La vidéo et son contenu
Mise en ligne le 19 novembre dernier, la vidéo de sept minutes est destinée aux musulmans francophones, les exhortant à faire leur « hijra » (exil) et à rejoindre le jihad en Irak et en Syrie. Trois jeunes Français, présentés sous leur nom de guerre arabe, y prennent la parole à visage découvert. Le plus jeune, connu sous le nom d'Abu Salman al-Faranci, est Othman G., un garçon de 19 ans inscrit au registre du commerce et qui « bricolait » comme beaucoup de jeunes de son âge.
Le parcours d'Othman
Selon des témoignages recueillis dans le quartier de La Paillade à Montpellier, Othman a quitté la France il y a plus d'un an avec sa famille, dans le sillage de sa mère marocaine et de son père d'origine espagnole converti à l'islam puis devenu salafiste. « Il y a plusieurs années, la famille était déjà partie au Maroc, à Tanger, avant de revenir ici il y a trois ans environ. C'est là-bas qu'elle a changé », confie un habitant.
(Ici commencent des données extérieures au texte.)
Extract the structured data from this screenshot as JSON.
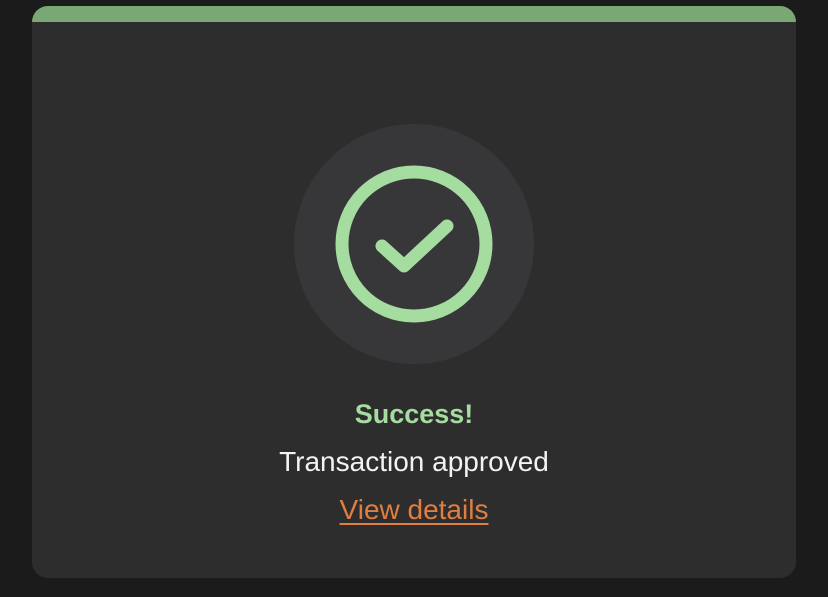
{
  "status": {
    "title": "Success!",
    "message": "Transaction approved",
    "link_label": "View details"
  },
  "icons": {
    "main": "check-circle-icon"
  },
  "colors": {
    "accent_bar": "#7aa874",
    "success": "#a5dc9f",
    "link": "#e07e42",
    "card_bg": "#2d2d2d",
    "page_bg": "#1b1b1b"
  }
}
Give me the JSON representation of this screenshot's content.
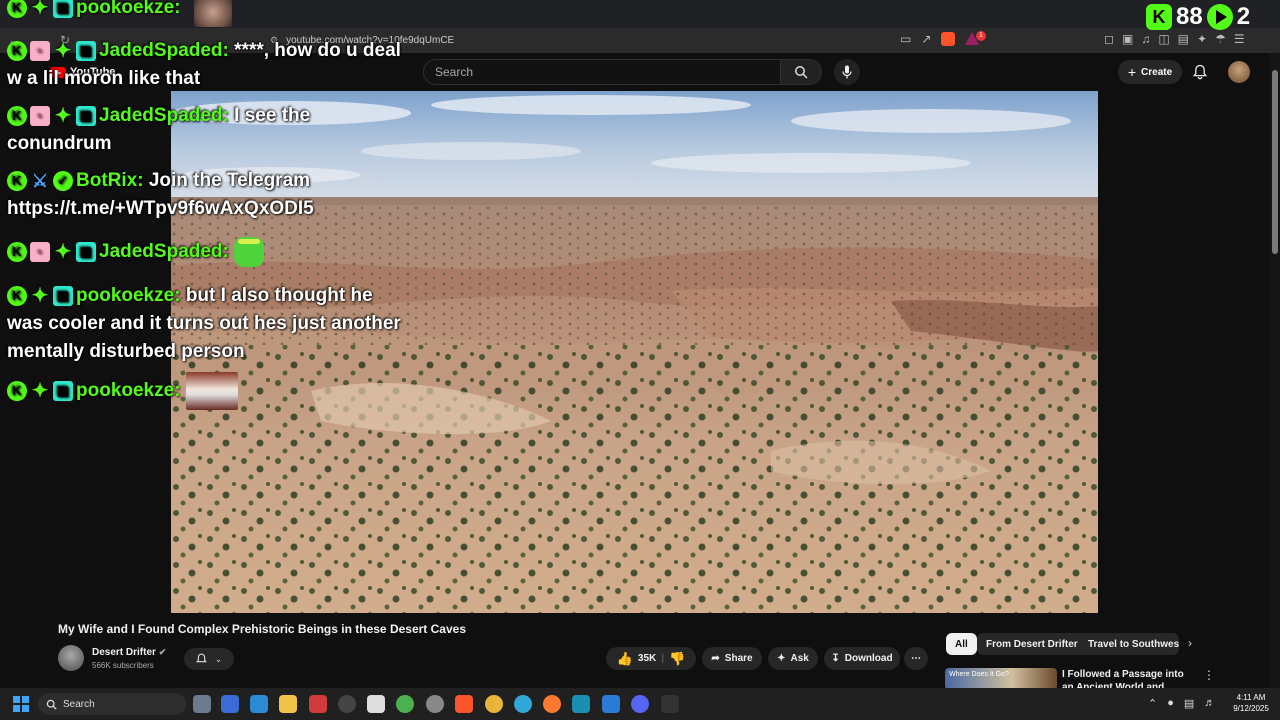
{
  "browser": {
    "url": "youtube.com/watch?v=10fe9dqUmCE",
    "shields_badge": "1"
  },
  "youtube": {
    "logo_text": "YouTube",
    "search_placeholder": "Search",
    "create_label": "Create"
  },
  "kick": {
    "viewers": "88",
    "live_count": "2"
  },
  "chat": [
    {
      "user": "pookoekze:",
      "text": ""
    },
    {
      "user": "JadedSpaded:",
      "text": "****, how do u deal w a lil moron like that"
    },
    {
      "user": "JadedSpaded:",
      "text": "I see the conundrum"
    },
    {
      "user": "BotRix:",
      "text": "Join the Telegram https://t.me/+WTpv9f6wAxQxODI5"
    },
    {
      "user": "JadedSpaded:",
      "text": ""
    },
    {
      "user": "pookoekze:",
      "text": "but I also thought he was cooler and it turns out hes just another mentally disturbed person"
    },
    {
      "user": "pookoekze:",
      "text": ""
    }
  ],
  "video": {
    "title": "My Wife and I Found Complex Prehistoric Beings in these Desert Caves",
    "channel": "Desert Drifter",
    "subscribers": "566K subscribers",
    "likes": "35K",
    "share_label": "Share",
    "ask_label": "Ask",
    "download_label": "Download"
  },
  "chips": [
    "All",
    "From Desert Drifter",
    "Travel to Southwestern"
  ],
  "recommended": {
    "title": "I Followed a Passage into an Ancient World and Found This",
    "thumb_text": "Where Does It Go?"
  },
  "taskbar": {
    "search_label": "Search",
    "time": "4:11 AM",
    "date": "9/12/2025"
  },
  "colors": {
    "kick_green": "#53fc18",
    "youtube_red": "#ff0000",
    "background": "#0f0f0f"
  }
}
Dans la vidéo, Othman tient le discours le plus radical des trois, appelant à commettre des actes violents sur le territoire français contre les « ennemis d'Allah ».
Enquête et réactions
Dès la diffusion, le parquet de Paris a ouvert une enquête confiée à la Direction centrale du renseignement intérieur (DCRI). L'identification des participants est en cours. Des habitants de Labastide-Rouairoux, dans le Tarn, ont reconnu l'un des trois islamistes : un jeune père de famille converti, parti en Syrie il y a un an. Selon plusieurs sources, un autre Montpelliérain apparaîtrait en retrait, le visage dissimulé par un keffieh, rendant son identification plus difficile.
Cette affaire survient après la mort de quatre jeunes de Lunel il y a quelques semaines, renforçant l'inquiétude au sein de la communauté musulmane locale, qui craint amalgame et stigmatisation. Des parents d'enfants partis au jihad éprouvent une grande souffrance, contrastant avec l'habile propagande de Daesh qui met en scène ses recrues occidentales.